9. Prüfung und Zulassung durch Euroclear
Euroclear prüft, ob der Bond technisch und rechtlich über das System abgewickelt werden kann.
Geprüft werden können unter anderem:
- Vollständigkeit der Wertpapierdaten
- rechtliche Struktur
- Zahlungsmechanismen
- Verwahrungsform
- beteiligte Banken und Dienstleister
- Einhaltung von Sanktions- und Geldwäschevorschriften
Erst nach erfolgreicher Prüfung kann der Bond über das Euroclear-System abgewickelt werden.
10. Börsennotierung ist ein separates Verfahren
Eine Zulassung bei Euroclear bedeutet nicht automatisch, dass der Bond an einer Börse notiert ist.
Soll der Bond beispielsweise in Luxemburg, Frankfurt oder Wien gelistet werden, müssen zusätzlich die Anforderungen der jeweiligen Börse erfüllt werden.
Dazu können gehören:
- ein gebilligter Prospekt
- geprüfte Jahresabschlüsse
- Veröffentlichungspflichten
- laufende Unternehmensinformationen
- Börsen- und Zulassungsgebühren
Eine Börsennotierung ist nicht immer zwingend erforderlich.
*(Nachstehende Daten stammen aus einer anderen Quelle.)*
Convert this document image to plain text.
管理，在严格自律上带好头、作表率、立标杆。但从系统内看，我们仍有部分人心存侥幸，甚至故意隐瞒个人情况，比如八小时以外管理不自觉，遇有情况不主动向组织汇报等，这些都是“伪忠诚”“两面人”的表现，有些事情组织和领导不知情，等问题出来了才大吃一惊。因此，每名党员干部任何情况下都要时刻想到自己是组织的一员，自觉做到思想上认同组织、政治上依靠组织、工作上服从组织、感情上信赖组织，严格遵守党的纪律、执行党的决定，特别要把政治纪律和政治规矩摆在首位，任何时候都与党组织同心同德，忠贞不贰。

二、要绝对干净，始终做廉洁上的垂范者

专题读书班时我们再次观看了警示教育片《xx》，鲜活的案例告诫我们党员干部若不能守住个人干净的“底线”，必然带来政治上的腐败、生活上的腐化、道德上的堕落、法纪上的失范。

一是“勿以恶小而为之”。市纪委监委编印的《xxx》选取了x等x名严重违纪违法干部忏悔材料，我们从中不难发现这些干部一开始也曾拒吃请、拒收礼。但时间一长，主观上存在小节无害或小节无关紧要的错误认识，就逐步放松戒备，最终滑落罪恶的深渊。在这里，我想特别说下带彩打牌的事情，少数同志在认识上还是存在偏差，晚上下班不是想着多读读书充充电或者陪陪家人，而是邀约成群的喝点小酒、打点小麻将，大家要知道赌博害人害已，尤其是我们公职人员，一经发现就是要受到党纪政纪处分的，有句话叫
Sie kann jedoch für institutionelle Investoren und die Handelbarkeit des Bonds wichtig sein.
Zusammenfassung
Als Emittent benötigen Sie insbesondere:
- ein rechtlich bestehendes Unternehmen
- klare Anleihebedingungen
- professionelle Emissionsunterlagen
- belastbare Finanzinformationen
- eine ISIN
- geeignete Banken und Dienstleister
- eine funktionierende Zahlungs- und Verwahrungsstruktur
- die technische Zulassung durch Euroclear
- gegebenenfalls eine zusätzliche Börsennotierung
Der typische Ablauf lautet:
Unternehmen und Finanzierung prüfen, Bond strukturieren, Anwälte und Banken beauftragen, Dokumente erstellen, ISIN beantragen, Zahl- und Verwahrstellen festlegen, Zulassung bei Euroclear durchführen und anschließend den Bond an Investoren platzieren.
Da eine Bond-Emission kapitalmarkt-, steuer- und aufsichtsrechtliche Folgen haben kann, sollte die Struktur vorab von einer spezialisierten Kanzlei und einer erfahrenen Emissionsbank geprüft werden.